Microscopic Computed Tomography
Micro-CT was developed by Flannery et al. in 1987 as a high-resolution imaging technique with a resolution of 5–30?m per voxel, depending on the X-ray source and the number of two-dimensional images obtained.12,14–15 The technique provides high-resolution three-dimensional images that can be segmentally viewed and analyzed in any plane. Importantly, micro-CT allows for imaging of the entire microvasculature and its relationship to other sections of the growing atherosclerotic or intimal lesion.

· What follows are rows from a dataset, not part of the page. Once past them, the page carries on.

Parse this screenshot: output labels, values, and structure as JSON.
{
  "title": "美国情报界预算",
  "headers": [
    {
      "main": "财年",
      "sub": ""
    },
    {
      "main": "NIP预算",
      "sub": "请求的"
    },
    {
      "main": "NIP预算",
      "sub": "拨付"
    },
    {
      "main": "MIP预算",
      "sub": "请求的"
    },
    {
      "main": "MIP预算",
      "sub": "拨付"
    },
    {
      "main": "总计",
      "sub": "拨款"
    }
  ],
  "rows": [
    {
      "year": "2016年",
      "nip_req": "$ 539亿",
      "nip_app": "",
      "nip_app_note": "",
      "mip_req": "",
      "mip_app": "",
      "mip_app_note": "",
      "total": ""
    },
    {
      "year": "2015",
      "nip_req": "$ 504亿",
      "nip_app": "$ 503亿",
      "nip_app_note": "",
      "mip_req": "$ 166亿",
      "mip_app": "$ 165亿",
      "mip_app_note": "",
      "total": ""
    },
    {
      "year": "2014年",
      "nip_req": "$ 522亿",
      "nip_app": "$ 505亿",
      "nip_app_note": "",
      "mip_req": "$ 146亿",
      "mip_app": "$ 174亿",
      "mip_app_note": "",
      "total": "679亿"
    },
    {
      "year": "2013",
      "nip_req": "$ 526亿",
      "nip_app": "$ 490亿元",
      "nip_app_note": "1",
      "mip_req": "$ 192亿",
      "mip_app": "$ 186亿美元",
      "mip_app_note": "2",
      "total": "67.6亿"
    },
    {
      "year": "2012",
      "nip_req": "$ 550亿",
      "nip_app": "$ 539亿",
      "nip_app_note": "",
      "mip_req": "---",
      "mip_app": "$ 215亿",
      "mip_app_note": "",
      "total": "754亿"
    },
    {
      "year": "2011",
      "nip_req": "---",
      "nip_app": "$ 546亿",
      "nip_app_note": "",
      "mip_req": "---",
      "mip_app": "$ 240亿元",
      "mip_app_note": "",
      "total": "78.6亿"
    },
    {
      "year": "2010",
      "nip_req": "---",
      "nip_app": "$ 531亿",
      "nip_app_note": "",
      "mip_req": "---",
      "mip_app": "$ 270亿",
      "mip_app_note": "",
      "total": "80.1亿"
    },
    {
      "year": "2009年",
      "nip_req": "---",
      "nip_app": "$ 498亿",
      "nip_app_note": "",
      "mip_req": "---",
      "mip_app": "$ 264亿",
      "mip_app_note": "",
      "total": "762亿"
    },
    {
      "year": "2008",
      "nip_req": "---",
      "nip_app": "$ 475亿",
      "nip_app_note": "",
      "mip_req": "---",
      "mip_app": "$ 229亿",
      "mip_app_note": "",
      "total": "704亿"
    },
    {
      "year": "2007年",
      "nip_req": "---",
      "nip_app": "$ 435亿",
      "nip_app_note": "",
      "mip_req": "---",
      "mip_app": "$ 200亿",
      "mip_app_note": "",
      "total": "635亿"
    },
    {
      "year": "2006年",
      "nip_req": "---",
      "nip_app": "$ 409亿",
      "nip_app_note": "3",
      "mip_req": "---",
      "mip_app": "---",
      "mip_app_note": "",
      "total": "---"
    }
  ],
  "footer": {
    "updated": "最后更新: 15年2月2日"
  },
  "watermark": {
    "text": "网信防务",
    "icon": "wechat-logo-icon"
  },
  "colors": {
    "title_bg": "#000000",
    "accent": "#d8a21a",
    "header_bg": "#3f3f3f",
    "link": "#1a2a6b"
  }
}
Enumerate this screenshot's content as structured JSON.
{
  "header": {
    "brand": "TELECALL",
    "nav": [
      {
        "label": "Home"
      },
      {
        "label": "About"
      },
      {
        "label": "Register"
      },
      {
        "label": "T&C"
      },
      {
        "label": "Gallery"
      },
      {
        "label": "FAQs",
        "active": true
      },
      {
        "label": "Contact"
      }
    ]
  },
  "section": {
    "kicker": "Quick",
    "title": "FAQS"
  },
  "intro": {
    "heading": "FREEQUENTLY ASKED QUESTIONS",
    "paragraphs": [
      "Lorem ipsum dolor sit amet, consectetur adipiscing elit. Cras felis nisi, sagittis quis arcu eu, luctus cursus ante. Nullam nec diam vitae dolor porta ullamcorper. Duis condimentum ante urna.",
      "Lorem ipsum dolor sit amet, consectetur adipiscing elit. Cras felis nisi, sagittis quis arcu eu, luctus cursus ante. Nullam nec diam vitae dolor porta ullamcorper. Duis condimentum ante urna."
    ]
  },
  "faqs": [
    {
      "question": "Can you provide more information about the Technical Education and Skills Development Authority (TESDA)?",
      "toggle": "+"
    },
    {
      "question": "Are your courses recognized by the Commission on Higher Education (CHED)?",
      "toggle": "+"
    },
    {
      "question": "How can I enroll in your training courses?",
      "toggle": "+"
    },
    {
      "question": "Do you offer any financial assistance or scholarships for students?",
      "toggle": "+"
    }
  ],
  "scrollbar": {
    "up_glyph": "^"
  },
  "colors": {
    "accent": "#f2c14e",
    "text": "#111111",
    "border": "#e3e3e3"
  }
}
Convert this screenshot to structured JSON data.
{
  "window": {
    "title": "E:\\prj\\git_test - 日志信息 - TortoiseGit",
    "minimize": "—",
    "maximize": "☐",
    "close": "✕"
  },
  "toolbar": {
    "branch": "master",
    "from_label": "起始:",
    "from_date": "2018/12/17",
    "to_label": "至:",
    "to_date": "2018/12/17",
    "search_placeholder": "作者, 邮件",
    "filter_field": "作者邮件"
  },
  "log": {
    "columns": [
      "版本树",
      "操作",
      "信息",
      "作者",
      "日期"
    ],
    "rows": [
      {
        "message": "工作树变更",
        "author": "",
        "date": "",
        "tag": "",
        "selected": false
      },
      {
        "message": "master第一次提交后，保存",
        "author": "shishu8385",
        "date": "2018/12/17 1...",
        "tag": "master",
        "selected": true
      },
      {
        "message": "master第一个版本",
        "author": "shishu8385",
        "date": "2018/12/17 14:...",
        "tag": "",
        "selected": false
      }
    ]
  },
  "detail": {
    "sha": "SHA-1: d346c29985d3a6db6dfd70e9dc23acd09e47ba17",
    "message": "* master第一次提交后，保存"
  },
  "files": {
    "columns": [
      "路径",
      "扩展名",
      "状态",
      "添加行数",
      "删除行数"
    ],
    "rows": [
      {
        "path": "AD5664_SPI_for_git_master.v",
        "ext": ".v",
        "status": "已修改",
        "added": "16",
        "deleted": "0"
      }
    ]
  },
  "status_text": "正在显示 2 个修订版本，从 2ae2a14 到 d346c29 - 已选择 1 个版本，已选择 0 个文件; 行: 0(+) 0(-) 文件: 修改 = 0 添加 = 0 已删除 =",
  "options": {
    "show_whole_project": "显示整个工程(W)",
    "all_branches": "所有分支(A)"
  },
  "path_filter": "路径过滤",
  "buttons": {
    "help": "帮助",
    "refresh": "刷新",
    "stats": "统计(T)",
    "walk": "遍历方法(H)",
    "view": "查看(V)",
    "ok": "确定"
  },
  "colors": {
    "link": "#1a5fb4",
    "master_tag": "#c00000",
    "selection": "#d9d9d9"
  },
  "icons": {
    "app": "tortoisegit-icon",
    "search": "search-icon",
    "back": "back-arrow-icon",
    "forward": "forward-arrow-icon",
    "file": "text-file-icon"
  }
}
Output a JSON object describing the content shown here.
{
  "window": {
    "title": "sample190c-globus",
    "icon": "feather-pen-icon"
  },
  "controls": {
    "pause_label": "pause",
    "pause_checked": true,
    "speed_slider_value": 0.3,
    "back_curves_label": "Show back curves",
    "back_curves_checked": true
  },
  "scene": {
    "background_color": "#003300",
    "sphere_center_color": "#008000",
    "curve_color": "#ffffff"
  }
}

Quantitatively, the results obtained with micro-CT correlate with histological measures of vasa vasorum quantitation.11,16 It has been postulated that combining micro-CT measurements of the arterial wall with local pressure measurements may allow investigators to accurately estimate spatial patterns of compressive stresses, leading to the development of novel stents that have fewer adverse effects on the vasa vasorum17 and specialized stents for bifurcation or ostial lesions.